Столь резкий перелом... эта перемена в Водолажской настораживала. Что если рукой ее, когда писала, двигало лишь сиюминутное настроение? А завтра снова начнется: отстаньте, оставьте в покое, лучше в «отрицаловке», обойдусь без УДО? Как бы ни было, надо вместе с Надеждой Викторовной подумать, чем загрузить воспитанницу. Музыкальный руководитель Юрий Георгиевич Логинов как-то хвалил голос Водолажской, пусть забирает ее в хор. Еще можно предложить ей принять участие в работе комитета внутреннего порядка – пусть испытает себя.
3. Бойкот
1
Корниенко мела асфальт во дворе предзонника. Меня встретила открытой обезоруживающей улыбкой.
– Водолажскую ночью хорошенько «погладили», – доверительно сообщает Катя. – Увидите сейчас, какая она красивая.
Казалось, ее слова взрываются в мозгу и бьют молотком по нервам.
– Кто «погладил»? За что?
– За дело.
– Какое дело?
– А пусть не выпендривается! Повязку надела, активистка, ть-фу! Курица гнилая, а в КВП [комиссия внутреннего порядка] вступила, чтобы досрочку заработать. – Последние слова Корниенко произнесла досадливо и ядовито.

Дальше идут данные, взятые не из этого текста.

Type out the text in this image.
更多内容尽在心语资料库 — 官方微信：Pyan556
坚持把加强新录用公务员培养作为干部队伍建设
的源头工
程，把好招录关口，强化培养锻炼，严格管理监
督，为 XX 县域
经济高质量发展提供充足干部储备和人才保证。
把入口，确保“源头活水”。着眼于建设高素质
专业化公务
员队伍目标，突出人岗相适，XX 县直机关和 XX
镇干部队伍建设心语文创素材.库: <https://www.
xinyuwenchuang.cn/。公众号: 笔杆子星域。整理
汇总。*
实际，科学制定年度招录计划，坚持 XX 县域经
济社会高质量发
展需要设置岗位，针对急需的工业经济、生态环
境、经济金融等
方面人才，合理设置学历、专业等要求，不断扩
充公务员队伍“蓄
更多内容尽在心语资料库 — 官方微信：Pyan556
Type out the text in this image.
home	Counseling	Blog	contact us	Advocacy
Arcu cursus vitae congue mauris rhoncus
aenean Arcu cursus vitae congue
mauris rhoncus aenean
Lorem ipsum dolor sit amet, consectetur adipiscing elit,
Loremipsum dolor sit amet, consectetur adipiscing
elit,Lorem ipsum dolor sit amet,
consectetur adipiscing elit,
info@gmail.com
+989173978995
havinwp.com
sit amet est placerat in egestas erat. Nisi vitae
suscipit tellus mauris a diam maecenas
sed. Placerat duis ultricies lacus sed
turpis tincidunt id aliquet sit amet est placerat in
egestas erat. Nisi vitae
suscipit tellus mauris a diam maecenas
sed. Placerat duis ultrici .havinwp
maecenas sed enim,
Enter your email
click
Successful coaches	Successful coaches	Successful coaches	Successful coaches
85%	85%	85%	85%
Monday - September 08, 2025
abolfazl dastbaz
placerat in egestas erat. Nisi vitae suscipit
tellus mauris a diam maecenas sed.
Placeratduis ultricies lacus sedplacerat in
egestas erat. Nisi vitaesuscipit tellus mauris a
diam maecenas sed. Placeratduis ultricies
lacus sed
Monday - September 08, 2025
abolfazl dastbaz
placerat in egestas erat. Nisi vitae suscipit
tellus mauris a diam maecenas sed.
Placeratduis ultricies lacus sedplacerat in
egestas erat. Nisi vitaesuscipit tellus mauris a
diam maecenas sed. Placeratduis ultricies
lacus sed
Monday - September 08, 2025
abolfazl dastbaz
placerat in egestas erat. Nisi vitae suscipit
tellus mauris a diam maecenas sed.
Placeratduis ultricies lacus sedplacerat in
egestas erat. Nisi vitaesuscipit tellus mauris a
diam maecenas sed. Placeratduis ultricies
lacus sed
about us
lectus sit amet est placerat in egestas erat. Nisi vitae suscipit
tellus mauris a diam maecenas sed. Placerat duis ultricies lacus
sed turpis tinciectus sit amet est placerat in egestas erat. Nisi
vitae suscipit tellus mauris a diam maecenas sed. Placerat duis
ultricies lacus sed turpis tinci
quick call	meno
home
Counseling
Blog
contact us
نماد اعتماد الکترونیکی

Я стараюсь не повышать голос, оставаться последовательным.
– Вступление в КВП – это серьезный и правильный шаг, я склонял к нему Водолажскую. Ну, а речь твою замусоренную придется нарядом вне очереди отметить.
Глаза воспитанницы, казалось, обжигали меня.
– Ничего, я отработаю. Только Водолажская от этого не поумнеет. Дрянь она, гнилье, шестерка!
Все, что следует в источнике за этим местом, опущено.